Kekerasan Gender bukan merupakan hal yang baru di telinga masyarakat Indonesia, Jika kita lihat lagi kebelakang dari tahun 45 pun isu ini sudah diperjuangkan. Hal ini terlihat dari sudah banyaknya Undang-undang semenjak itu yang membawa tentang perjuangan hak-hak yang menguntungkan setiap Gender. Ada salah satu Kebijakan yang menarik perhatian penulis yaitu Undang-Undang Nomor 52 tahun 2009 yang membahas tentang Perkembangan Kependudukan dan Pembangunan Keluarga.
Penulis merasa dengan dikeluarkannya Undang-Undang ini menunjukan jika Kekerasan Gender ini sebenarnya sudah sangat meresahkan dan yang lebih ironis adalah kenyataan jika dalam lingkup keluarga pun masih banyak yang mendapatkan kekerasan gender. Dalam Undang-undang ini membahas tentang upaya peningkatan ketahanan dan kesejahteraan keluarga ini perlu dipertimbangkan untuk mewujudkan pertumbuhan penduduk yang seimbang dan keluarga yang berkualitas.
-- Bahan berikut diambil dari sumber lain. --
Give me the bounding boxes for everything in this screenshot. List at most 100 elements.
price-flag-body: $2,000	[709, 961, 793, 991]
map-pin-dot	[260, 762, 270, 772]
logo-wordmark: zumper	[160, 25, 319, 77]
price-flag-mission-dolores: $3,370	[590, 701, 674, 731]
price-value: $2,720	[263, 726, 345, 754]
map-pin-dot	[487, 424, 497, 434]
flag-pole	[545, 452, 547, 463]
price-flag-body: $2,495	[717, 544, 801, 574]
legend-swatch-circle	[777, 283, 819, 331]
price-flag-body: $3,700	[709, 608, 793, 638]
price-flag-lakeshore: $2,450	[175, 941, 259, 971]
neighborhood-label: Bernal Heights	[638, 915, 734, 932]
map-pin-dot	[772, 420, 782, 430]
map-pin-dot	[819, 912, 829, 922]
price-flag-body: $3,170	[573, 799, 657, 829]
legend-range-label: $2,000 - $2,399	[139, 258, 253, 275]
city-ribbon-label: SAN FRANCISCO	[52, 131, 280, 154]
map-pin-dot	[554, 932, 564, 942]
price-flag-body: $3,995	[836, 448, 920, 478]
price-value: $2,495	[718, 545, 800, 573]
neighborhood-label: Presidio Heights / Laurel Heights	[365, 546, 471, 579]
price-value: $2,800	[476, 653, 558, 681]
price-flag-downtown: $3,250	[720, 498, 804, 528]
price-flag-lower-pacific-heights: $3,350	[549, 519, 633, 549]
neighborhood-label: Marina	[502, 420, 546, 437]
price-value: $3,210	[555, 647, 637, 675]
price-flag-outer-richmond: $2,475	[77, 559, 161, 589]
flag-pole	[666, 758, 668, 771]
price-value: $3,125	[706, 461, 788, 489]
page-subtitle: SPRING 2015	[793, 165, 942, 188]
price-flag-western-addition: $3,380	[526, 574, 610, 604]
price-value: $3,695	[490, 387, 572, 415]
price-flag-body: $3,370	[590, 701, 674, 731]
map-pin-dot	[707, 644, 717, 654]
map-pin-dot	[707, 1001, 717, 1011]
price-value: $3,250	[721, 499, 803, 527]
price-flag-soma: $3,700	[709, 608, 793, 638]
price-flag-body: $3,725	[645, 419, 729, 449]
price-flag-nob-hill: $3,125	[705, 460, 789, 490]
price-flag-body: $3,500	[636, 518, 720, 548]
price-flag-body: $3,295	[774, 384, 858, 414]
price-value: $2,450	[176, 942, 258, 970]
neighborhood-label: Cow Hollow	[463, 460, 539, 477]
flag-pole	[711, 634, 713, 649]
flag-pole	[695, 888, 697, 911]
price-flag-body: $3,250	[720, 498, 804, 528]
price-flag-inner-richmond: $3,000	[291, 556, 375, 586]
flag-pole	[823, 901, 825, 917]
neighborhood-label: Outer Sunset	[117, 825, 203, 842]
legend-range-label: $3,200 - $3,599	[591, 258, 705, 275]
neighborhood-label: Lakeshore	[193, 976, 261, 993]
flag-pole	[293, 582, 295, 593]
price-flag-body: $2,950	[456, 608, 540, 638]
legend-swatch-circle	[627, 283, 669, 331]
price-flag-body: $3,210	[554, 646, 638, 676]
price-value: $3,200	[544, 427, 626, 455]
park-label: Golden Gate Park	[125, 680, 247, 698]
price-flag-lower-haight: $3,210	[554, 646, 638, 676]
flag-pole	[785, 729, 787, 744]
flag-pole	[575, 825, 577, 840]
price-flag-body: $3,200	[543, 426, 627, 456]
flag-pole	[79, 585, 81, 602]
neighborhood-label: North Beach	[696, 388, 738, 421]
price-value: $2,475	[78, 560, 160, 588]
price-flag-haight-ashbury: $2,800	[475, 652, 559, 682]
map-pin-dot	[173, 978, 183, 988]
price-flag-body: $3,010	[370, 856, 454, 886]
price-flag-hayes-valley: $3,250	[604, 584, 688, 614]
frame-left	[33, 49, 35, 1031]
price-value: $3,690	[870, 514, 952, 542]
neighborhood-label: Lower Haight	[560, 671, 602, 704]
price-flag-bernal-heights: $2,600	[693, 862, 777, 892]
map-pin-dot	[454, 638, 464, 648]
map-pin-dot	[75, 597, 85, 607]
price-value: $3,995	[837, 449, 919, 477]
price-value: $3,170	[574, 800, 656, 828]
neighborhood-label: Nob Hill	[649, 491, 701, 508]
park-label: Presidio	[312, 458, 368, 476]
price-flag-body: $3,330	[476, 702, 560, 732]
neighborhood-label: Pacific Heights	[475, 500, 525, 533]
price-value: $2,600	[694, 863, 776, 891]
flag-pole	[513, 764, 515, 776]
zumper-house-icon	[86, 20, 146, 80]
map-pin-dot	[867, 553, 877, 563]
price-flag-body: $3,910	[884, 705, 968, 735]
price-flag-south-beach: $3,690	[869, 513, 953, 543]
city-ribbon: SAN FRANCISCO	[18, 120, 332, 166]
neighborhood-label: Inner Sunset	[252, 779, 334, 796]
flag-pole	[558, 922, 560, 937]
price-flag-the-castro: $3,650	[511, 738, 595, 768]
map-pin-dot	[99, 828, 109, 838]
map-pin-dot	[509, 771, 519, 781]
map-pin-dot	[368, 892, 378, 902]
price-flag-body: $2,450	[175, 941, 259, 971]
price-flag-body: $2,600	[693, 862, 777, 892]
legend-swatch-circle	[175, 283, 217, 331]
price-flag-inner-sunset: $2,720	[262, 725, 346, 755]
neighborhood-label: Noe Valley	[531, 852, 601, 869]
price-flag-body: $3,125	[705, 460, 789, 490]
Walaupun begitu dalam pelaksanaannya kebijakan program ini pun belum bisa dikatakan program yang sukses. Karena dalam pelaksanaannya masih banyak ditemukannya kesenjangan gender di beberapa program kegiatan yang ada. Hal yang paling dasar adalah dalam programnya ini masih sangat rendah memberi pengetahuan orang tua dan juga remaja mengenai kesehatan reproduksi, dalam hal pendidikan pun masih mengutamakan anak laki-laki dibandingkan perempuan, lalu berbicara tentang kegiatan kesehatan reproduksi masih rendah sekali kepedulian remaja laki-laki akan hal tersebut dan juga masih rendahnya manfaat kegiatan kesehatan reproduksi bagi remaja laki-laki. Selanjutnya lagi saat membahas tentang alat kontrasepsi, masih sedikit alat kontrasepsi yang diperuntukan untuk laki-laki, lalu jika kita membahas peran di dalam keluarga berencana di dalamnya pun masih sedikit membahas peran laki-laki atau suami di dalamnya hal ini membuat laki-laki atau suami memiliki pemahaman yang rendah dalam pengetahuan kesehatan reproduksi kondisi ini pun membuat terbatasnya tempat pelayanan KB bagi kaum laki-laki, suami pun memiliki kecenderungan untuk memikirkan masalah ketidakpuasan dalam hal hubungan suami istri dan infertilitas, suami memiliki lebih sedikit rasa bersalah tentang ketidakpuasan seksual dan ketidaksuburan; kesadaran suami tentang pencegahan penyakit menular seksual (PMS), IMS dan HIV/AIDS (HIV/AIDS); keterlibatan suami yang kurang baik dalam memelihara kelangsungan hidup ibu, bayi dan anak serta terbatasnya informasi laki-laki/suami dalam memelihara kelangsungan hidup ibu, bayi dan anak. Ketiga, pembuat kebijakan, pengelola dan pelaksana program tidak sepenuhnya peka gender; pengetahuan dan pemahaman pembuat kebijakan, pengelola dan praktisi KB nasional tentang konsep dan pentingnya KKG masih kurang; ketidakmampuan untuk mengakses data penelitian tentang program keluarga berencana nasional berdasarkan jenis kelamin; dan kurangnya kontrol dalam klasifikasi data karena kurangnya dukungan sistem pencatatan dan pelaporan KB nasional.